Bijdrage aan publiek debat
3.5
Het artikel stelt zowel het seksueel grensoverschrijdende gedrag van [geïntimeerde] aan de kaak, als het feit dat de UvA gedurende langere tijd de tegen [geïntimeerde] geuite klachten niet serieus heeft genomen en niet heeft opgetreden. Het artikel levert daarmee een bijdrage aan het ‘#metoo-debat’. In dat zeer actuele publieke debat is aandacht voor beide aspecten van het artikel: zowel voor de vraag welke (hooggeplaatste) personen gedurende langere tijd zijn weggekomen met seksueel grensoverschrijdend gedrag, als voor de vraag hoe het kan dat de instituties/organisaties waarbinnen deze personen werkzaam waren dit hebben laten voortduren. Wanneer het gaat om bijdragen van journalisten aan het publieke debat, bestaat er volgens het EHRM weinig ruimte voor beperkingen op de vrijheid van meningsuiting. Dat heeft te maken met de taak van de pers om informatie te verspreiden (de waakhondfunctie van de pers), maar ook met het recht van het publiek om informatie te ontvangen. [3]
Publiek figuur
3.6
[geïntimeerde] was van 2011 tot eind 2018 hoogleraar Arbeid & Onderneming aan de UvA (nadat hij vanaf 2002 universitair hoofddocent was geweest bij die universiteit). Van 2011 tot eind april 2018 was hij ook raadsheer-plaatsvervanger bij het hof Amsterdam. Binnen zijn vakgebied had hij veel aanzien. Hij trad op als spreker op grote arbeidsrechtelijke congressen en sprak of schreef ook een aantal keer als arbeidsrechtexpert in verschillende nationale media (Zembla, Radio 1, Financieel Dagblad, Trouw, NRC en Volkskrant). Voor het zijn van een publiek figuur is niet nodig dat het grote publiek iemand kent of dat iemand de openbaarheid zoekt. In dit geval is [geïntimeerdes] positie in de samenleving, als hoogleraar en raadsheer-plaatsvervanger, daarvoor voldoende. [4] Omdat [geïntimeerde] een publiek figuur is, mag de pers (volgens vaste rechtspraak) kritischer over hem zijn dan over een niet publiek figuur. In dit geval geldt dat nog sterker omdat [geïntimeerde] zich, als arbeidsrechtexpert, ook heeft uitgesproken over relaties op de werkvloer (in een artikel met de titel: “Werk: een (goede) voedingsbodem voor Amor”) en over het #metoo-debat (in een podcast met als titel: “Arbeidsrechtelijke gevolgen van #metoo”).
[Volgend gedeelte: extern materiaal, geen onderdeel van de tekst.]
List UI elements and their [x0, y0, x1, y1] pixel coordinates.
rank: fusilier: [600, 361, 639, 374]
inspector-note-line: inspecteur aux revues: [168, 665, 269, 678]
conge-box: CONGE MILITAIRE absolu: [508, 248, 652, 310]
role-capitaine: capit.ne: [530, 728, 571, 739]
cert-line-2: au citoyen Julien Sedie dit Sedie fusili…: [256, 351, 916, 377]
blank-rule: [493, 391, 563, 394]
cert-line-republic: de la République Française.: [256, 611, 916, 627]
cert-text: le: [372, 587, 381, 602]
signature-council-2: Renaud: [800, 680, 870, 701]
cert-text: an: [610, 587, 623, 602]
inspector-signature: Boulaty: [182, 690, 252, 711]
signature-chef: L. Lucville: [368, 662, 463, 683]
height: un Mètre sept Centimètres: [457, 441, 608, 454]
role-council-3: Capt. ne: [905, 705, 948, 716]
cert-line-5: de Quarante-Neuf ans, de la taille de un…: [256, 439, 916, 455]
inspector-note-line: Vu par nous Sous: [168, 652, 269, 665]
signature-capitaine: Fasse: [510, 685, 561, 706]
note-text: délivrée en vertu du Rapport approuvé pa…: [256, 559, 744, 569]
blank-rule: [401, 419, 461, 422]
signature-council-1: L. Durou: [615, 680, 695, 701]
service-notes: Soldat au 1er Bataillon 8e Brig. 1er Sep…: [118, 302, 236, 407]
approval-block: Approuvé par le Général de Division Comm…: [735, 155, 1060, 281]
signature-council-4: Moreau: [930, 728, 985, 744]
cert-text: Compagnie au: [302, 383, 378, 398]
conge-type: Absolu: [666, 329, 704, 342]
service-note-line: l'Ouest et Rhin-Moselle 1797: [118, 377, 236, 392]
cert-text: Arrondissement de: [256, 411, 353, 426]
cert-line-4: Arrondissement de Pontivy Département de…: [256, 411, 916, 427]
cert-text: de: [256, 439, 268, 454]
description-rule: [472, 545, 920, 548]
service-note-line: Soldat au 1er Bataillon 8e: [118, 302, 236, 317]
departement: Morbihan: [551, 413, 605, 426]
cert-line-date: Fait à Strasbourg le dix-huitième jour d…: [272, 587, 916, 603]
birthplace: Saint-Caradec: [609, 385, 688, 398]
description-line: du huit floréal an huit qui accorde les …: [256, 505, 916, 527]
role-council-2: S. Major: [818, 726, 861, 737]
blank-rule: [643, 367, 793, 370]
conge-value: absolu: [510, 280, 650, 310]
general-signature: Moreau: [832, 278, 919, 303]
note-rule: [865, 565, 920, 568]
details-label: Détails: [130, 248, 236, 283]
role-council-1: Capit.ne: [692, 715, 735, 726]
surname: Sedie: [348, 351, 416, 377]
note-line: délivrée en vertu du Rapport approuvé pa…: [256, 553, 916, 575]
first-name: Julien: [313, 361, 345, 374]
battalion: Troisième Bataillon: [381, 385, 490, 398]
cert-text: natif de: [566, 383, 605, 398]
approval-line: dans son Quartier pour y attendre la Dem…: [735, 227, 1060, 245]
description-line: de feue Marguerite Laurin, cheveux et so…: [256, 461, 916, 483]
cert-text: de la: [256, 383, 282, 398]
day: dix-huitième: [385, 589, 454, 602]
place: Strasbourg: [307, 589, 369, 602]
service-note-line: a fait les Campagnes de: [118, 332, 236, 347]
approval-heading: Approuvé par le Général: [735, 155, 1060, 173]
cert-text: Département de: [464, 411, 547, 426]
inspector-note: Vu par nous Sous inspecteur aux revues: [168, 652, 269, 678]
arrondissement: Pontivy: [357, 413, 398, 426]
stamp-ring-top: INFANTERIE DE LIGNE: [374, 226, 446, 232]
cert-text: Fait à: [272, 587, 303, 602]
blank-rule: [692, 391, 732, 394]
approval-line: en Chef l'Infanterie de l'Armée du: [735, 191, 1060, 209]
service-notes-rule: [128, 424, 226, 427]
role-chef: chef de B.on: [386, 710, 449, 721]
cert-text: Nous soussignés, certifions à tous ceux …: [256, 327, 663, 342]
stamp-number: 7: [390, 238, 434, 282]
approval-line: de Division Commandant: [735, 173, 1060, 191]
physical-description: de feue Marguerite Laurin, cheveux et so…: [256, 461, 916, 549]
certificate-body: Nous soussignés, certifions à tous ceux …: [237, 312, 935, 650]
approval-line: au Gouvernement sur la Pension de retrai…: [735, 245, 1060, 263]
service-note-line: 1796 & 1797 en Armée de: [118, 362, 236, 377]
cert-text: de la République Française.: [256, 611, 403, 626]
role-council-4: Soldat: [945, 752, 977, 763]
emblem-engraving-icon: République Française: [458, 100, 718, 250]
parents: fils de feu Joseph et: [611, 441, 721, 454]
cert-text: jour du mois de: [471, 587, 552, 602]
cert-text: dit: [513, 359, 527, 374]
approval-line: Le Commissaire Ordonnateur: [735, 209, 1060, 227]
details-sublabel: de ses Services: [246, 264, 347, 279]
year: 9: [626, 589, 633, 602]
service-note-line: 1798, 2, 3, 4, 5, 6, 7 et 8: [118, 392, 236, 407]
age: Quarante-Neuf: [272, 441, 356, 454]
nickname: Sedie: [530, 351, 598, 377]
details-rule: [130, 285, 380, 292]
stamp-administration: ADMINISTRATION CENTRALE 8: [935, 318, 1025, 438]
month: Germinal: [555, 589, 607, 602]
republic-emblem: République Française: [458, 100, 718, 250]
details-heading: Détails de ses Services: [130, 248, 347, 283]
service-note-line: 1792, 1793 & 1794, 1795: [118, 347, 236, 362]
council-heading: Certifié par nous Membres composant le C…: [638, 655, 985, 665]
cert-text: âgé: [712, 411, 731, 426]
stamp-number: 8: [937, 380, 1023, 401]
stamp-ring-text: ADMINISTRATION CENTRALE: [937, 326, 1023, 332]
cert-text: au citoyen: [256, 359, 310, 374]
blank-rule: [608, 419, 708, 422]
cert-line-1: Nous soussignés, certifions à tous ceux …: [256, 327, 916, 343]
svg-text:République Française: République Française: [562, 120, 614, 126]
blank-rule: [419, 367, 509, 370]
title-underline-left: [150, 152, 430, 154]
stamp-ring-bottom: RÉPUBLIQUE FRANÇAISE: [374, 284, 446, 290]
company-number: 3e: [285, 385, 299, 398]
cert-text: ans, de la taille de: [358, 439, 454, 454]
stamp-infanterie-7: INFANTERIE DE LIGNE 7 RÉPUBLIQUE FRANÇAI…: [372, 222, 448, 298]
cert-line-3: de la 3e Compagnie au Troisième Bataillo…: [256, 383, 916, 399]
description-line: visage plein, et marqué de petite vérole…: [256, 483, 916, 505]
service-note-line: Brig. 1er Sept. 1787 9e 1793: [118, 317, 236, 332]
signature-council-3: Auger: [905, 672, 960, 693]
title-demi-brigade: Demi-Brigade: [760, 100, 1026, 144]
Voldoende steun in de feiten
3.7
In het artikel wordt [geïntimeerde] beschuldigd van verschillende (seksueel) grensoverschrijdende gedragingen. De meeste daarvan worden door hem niet ontkend, zodat in dit kort geding wordt aangenomen dat deze gedragingen zich werkelijk hebben voorgedaan. Het hof noemt er een aantal:
- [geïntimeerde] maakte met regelmaat toespelingen, seksueel getinte opmerkingen en ‘grappen’ tegenover vrouwelijke collega’s (“Ik heb me net op je afgetrokken”, “Jij zou het eens op z’n Frans moeten doen”, “Als er niet genoeg stoelen zijn, kunnen de dames natuurlijk gewoon op schoot”);
- meerdere collega’s (mannen en vrouwen) ontvingen pornoplaatjes en -filmpjes van [geïntimeerde] , ook van hemzelf in opgewonden toestand;
- [geïntimeerde] zei aan vrouwelijke collega’s dat ze hakken moesten dragen en lang haar en lange gelakte nagels moesten hebben;
- [geïntimeerde] moest de begeleiding van de scriptie van een studente overdragen omdat hij een relatie met haar had;
- de vakgroep vierde jaarlijks Sinterklaas bij [geïntimeerde] thuis, waarbij veel drank werd geschonken; in 2017 hurkte hij bij die viering opzichtig boven een chocoladepenis.
3.8
[geïntimeerde] concentreert zich in deze procedure op de drie beschuldigingen die hij het ernstigst vindt en die volgens hem ongegrond zijn.
1. De eerste betreft het ‘grijpen in het kruis’. In het artikel staat: “Een vrouwelijke collega die vertelt in 2005 na een borrel buitenshuis door [geïntimeerde] onder haar kleding in het kruis te zijn gegrepen, wordt niet serieus genomen door de leiding, onder wie [x] . De bedrijfsarts en de afdeling personeelszaken van de UvA zijn evenmin onder de indruk. “Het is jouw woord tegen het zijne”, krijgt ze te horen. [geïntimeerde] zelf laat haar in de dagen erna weten geen actieve herinnering te hebben aan het voorval. Een functionerend systeem van vertrouwenspersonen is er niet. De vrouw is bang en voelt zich machteloos. Een poging om met een paar andere vrouwen een klacht in te dienen tegen [geïntimeerde] strandt. De angst voor repercussies is bij de meesten te groot.”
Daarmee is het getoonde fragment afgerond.